No Drama Discipline: How to Respond When our Children are Uncooperative or Reactive
The ultimate child-raising challenge is discipline. Parents react to misbehaviour in various ways. Dr. Daniel J. Siegel and Dr. Tina Payne Bryson’s book called “No Drama Discipline” illustrates an approach that provides an effective and compassionate way for dealing with tantrums, tensions, and tears without causing a scene. The authors explain how to reach your child, redirect emotions, and turn a meltdown into an opportunity for growth. By using their “1,2,3 Discipline” strategy, the cycle of negative behaviour can be brought to a halt. See below for details on this strategy:
1, 2, 3 Discipline, The No Drama Way
- One Definition, Two Principles, and Three Desired Outcomes
- Short-term goal: Gaining cooperation now
- Long-term goal: Building our child’s brain
- Discipline means teaching
- The parental response is going to largely determine what a child takes away from the experience and if a parent’s focus is on consequences or punishment, then a child’s focus will immediately shift
- Instead of immediately giving consequences, initiate a conversation
- Give children an opportunity to exercise their upstairs brain by helping them consider their actions and how they affected others
- #1: Wait Until your Child is Ready
- Once you’ve connected and allowed your child to come to a place where he/she is ready to listen and use his upstairs brain, then it’s time to redirect. Not before.
- Misbehaviour often happens because a child isn’t able to regulate his big feelings. When emotions are not regulated, his upstairs brain has gone off-line.
- Ask yourself: “Is my child ready? Ready to hear, ready to learn, ready to understand?” If no, then most likely need more connection. (or for older kids: time and space)
- Also important to ask yourself, “Am I ready?”
- #2: Be Consistent, But no Rigid
- Consistency: working from a reliable and coherent philosophy so that our kids know what we expect of them and what they should expect from us.
- Rigidity: maintaining an unswerving devotion to rules we’ve set up, sometimes without having even thought them through, or without changing them as our kids develop.
- Goal is to be consistent but flexible
- Respond intentionally in a way that considers what works best for our child and our family, even if it means making an exception
- Remember what you’re trying to accomplish. What do you want to teach?

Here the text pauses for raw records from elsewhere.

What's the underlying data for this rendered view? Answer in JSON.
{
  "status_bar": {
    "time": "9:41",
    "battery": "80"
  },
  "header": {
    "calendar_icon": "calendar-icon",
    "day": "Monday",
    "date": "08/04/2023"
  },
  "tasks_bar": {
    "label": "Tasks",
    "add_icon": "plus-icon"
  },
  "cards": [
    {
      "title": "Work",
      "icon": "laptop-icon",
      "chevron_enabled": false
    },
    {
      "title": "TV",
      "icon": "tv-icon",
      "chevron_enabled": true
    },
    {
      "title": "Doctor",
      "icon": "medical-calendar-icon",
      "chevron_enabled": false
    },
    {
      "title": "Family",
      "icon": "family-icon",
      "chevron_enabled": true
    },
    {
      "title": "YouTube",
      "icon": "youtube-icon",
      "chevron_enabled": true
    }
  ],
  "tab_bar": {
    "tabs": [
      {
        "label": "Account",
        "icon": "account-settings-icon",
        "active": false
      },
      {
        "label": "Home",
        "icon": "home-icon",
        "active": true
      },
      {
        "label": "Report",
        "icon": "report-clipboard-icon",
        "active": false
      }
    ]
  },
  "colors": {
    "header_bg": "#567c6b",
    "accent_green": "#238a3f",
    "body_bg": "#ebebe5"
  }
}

- Ask children to come up with creative responses
- #1 Insight
- For young children we might facilitate this process simply by naming the emotions we observe
- For older kids, open ended questions are better
- Every time a child gets specific and discusses his own emotional experience, he gains more insight into himself and deepens his own self-understanding
- #2 Empathy
- Asking questions and helping our children make observations about the impact of their behaviour is more effective than preaching sermons, delivering lectures, or giving consequences.
- The more we give our kids practice at considering how someone else feels or experiences the situation, the more empathetic and caring they will become.
- #3 Integration and Repair of Ruptures
- After considering their own feelings and reflecting on how their actions impacted others, we want to ask them what they can do to create integration as they repair the situation and make things right.
- We can appeal to the upstairs brain by asking questions about repairing a situation: “What can you do to make it right? What is a positive step you can take to help fix this? What do you think need to happen now?
- Repairs are not easy for us or our kids. Especially when children are little or if they have a particularly shy temperament, parents may need to support them and help them with their apology.
In summary when children:
- deepen their ability to know themselves,
- Consider the feelings of others
- Take action toward repairing a situation…
…they build and strengthen connections within the frontal lobe, which allows them to better know themselves and get along with others as they move into adolescence and adulthood.